I’m not talking about girls complimenting other girls on their outfits; I’m talking about men forcibly complimenting women on their appearances, and getting upset when women don’t feel obligated to accept their “compliments,” when they’re actually telling women that if they don’t feel the need to appreciate their approval, they’re rude bitches. I understand that this evidently isn’t something you’ve experienced, and therefore it is difficult for you to present an educated opinion instead of an opinion based on emotions and personal experience, or lack thereof.
I am not lumping all men into a group and calling them savages. That’s not what I was trying to convey at all. You interpreted it as such because of how defensive you are, and that’s understandable. However, I’m talking about the large amount of women who have experienced harassment from males the form of “compliments.”
If a man says “Hey you look pretty today,” to a woman, he has noticed her based on her appearance only, and he is commenting on that. He hasn’t noticed you, he has noticed your appearance. That is objectification. You are more than your appearance.

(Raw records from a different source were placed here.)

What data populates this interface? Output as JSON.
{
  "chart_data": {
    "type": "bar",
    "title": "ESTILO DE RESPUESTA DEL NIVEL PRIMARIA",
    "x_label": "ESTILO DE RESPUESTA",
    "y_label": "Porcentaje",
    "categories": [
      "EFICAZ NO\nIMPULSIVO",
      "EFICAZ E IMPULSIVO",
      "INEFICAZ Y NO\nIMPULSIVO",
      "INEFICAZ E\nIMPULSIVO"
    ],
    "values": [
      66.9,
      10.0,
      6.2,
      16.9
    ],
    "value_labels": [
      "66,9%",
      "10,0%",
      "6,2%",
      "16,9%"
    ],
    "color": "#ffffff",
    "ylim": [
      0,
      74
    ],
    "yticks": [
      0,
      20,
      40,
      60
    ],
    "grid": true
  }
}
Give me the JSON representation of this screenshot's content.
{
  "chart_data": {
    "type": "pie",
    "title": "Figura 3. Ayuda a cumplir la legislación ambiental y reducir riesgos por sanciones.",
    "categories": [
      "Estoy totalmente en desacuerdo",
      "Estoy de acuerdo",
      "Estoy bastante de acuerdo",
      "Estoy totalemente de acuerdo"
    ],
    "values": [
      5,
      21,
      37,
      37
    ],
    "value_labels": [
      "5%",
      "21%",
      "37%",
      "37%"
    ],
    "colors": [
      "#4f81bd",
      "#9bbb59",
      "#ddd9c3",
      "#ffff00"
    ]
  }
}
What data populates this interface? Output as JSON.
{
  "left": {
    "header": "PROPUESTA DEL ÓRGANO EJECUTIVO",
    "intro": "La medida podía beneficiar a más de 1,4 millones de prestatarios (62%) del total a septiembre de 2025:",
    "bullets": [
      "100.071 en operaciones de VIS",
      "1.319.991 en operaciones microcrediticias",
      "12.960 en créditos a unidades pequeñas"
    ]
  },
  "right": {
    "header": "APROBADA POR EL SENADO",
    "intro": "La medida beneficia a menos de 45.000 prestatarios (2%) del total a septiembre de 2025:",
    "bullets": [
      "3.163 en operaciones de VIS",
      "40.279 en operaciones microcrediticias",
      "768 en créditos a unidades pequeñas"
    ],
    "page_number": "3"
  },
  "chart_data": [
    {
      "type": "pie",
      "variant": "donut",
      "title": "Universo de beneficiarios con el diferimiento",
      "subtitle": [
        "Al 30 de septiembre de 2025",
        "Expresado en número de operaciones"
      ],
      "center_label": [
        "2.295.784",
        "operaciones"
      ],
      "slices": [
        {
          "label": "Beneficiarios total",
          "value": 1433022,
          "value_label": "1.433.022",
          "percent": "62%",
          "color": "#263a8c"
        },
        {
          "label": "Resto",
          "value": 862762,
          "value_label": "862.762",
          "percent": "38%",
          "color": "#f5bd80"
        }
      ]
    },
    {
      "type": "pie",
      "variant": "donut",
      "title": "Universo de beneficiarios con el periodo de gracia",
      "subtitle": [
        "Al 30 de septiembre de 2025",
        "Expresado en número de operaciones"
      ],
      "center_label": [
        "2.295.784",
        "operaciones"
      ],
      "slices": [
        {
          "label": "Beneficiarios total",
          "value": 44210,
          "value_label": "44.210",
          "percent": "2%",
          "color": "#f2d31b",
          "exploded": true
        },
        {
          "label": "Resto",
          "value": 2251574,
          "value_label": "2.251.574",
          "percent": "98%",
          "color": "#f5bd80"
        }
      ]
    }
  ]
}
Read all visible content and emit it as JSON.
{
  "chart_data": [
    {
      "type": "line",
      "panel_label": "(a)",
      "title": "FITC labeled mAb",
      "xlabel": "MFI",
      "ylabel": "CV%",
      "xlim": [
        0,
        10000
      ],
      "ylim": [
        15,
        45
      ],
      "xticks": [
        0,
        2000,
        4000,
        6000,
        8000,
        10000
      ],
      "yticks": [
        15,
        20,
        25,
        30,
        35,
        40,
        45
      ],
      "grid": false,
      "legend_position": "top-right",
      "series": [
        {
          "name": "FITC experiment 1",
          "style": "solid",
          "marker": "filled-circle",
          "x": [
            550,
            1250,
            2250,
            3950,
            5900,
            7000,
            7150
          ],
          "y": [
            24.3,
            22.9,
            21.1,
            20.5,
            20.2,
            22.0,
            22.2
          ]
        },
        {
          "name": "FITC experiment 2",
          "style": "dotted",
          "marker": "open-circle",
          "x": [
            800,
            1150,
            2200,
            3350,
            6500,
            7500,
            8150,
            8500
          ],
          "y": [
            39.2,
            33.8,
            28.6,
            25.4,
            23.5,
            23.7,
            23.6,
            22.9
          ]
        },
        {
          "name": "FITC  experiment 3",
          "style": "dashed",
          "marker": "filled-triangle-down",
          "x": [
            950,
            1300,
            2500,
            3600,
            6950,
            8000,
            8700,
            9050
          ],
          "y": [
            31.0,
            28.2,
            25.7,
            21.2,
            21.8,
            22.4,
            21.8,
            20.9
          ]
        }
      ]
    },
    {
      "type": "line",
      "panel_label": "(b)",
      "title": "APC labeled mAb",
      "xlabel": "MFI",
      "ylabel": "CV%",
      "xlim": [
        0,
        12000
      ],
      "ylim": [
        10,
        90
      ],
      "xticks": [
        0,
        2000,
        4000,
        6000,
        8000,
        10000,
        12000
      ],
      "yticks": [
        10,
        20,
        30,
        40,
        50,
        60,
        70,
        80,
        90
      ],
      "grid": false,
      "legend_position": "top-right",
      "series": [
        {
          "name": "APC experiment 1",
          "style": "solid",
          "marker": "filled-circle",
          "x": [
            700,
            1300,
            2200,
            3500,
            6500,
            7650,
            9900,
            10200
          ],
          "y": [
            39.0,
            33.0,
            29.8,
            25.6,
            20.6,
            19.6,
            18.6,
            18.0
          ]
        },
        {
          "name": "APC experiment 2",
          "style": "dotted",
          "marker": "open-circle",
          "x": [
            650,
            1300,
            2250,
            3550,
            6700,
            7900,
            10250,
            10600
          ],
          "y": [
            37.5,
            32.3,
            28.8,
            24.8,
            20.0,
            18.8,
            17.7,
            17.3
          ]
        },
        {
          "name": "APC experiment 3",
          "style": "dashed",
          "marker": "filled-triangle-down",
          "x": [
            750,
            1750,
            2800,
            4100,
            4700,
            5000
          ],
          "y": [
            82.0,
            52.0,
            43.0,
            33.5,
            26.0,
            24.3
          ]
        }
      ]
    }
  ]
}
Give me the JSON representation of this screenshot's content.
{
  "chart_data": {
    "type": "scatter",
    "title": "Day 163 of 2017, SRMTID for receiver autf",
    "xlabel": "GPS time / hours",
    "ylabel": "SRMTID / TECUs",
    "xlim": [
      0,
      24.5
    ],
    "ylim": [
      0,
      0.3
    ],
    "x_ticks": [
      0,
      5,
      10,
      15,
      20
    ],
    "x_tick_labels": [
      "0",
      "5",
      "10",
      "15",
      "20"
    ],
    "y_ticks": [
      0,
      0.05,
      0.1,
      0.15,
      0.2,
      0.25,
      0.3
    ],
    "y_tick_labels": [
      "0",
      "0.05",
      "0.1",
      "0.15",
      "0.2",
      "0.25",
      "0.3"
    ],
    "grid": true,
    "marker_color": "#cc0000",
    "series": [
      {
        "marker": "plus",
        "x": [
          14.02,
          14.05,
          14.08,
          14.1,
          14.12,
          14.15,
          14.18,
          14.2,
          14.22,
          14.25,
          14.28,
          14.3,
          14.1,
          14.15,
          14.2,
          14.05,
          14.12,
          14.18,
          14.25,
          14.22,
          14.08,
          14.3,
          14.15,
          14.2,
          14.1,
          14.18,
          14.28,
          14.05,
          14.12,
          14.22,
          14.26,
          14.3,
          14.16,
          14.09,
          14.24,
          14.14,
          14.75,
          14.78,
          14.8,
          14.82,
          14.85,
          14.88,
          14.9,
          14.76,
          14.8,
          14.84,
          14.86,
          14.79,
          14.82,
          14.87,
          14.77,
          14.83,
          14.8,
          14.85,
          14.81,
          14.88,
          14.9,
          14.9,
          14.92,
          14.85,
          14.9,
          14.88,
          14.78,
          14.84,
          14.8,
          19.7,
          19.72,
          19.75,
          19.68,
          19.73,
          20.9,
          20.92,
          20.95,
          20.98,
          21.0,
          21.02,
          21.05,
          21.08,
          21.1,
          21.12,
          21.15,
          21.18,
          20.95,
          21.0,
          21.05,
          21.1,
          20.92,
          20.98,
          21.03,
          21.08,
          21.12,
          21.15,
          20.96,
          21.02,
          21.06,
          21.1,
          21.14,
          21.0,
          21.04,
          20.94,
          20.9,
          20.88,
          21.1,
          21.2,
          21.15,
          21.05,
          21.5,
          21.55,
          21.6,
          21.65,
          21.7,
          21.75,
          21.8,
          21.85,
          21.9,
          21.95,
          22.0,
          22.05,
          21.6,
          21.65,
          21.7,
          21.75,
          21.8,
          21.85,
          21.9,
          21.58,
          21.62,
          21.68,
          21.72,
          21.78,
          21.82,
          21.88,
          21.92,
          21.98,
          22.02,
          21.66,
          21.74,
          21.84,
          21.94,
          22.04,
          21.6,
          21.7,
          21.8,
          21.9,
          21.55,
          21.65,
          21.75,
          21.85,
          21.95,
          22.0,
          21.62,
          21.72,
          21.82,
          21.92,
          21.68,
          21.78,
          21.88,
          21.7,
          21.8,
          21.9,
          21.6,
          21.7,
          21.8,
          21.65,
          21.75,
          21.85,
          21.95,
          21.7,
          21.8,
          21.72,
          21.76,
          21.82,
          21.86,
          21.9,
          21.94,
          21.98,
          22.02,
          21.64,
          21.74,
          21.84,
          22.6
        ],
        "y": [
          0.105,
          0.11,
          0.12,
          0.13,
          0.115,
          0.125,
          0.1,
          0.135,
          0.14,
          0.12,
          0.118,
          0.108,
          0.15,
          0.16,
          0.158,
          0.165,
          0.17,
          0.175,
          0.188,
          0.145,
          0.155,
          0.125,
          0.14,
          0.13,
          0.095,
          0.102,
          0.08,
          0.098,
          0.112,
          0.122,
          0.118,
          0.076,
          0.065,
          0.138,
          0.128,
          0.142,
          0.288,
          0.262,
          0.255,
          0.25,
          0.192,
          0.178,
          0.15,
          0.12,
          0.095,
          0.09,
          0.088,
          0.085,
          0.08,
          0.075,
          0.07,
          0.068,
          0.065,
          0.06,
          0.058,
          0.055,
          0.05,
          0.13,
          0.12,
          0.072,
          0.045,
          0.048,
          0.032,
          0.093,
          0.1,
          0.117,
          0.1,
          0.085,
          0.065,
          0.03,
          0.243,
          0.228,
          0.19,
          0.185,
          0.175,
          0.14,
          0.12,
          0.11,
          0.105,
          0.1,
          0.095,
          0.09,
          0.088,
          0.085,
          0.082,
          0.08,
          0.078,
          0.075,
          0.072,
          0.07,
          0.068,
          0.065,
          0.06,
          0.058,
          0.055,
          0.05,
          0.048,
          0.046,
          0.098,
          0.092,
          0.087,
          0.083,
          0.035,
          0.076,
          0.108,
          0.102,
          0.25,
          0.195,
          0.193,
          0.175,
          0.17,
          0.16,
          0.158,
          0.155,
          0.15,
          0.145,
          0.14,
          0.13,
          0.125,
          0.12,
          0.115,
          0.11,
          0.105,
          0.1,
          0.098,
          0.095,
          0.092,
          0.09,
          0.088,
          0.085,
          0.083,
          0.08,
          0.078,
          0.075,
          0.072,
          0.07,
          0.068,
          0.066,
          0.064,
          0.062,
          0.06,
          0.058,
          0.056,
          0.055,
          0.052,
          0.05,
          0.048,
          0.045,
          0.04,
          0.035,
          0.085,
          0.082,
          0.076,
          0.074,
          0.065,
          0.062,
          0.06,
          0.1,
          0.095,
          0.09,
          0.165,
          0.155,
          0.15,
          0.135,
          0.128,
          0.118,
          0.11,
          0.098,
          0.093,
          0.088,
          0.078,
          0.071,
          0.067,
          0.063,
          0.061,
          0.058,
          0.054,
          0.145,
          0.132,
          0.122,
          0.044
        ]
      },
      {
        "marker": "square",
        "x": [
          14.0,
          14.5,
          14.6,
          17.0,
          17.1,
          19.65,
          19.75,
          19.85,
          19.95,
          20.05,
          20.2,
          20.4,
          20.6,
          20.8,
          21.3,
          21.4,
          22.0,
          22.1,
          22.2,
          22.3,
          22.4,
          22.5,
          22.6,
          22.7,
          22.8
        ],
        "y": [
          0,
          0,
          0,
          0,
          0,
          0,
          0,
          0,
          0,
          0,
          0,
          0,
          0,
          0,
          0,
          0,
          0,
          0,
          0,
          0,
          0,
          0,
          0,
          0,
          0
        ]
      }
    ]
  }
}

People who give out compliments freely even if they don’t truly mean them are not doing it for the benefit of others, as much as they have convinced themselves of such. They are doing it to make themselves feel good; to make themselves feel like they have made others feel good, when they truly have no idea how that person might’ve taken their “compliment.” Plus, complimenting someone when you don’t mean it is dishonest and crueler than simply saying nothing, because nothing needs to be said.
When you say that a man who compliments a woman on her appearance wants to make her feel good, what you are implying is that said man thinks said woman doesn’t feel good, and therefore needs his approval to feel good. It’s very sad to me that you seem to think this is true. Even sadder still is that in many cases, it is true for women. They have been taught to rely upon the approval of men, to act certain ways in order to gain it, and to treasure it. But this is wrong. The only opinion that matters when it comes to a person’s appearance is theirs.
Also, saying “nice tits” is never the right thing to say to any woman, esp. a woman you do not know (which, as I might remind you, is what we’re talking about here, or at least what I’m talking about.)
It’s fantastic that you compliment your friends, and it’s fantastic that you want to help them feel good about themselves. However, you’re also assuming they need to rely on your opinion, and you’ve made it pretty clear that that’s how you feel about any kind of compliment from anyone.
I know this is blunt, but as we’re being honest here, you’re really the only person who is oversensitive. You possess the same mentality of many men who verbally harass women they do not know, or even women they do know. The mentality that people are and should be reliant on the opinions of others. This mentality is very unhealthy, selfish, and at the end of the day it is not beneficial to anyone.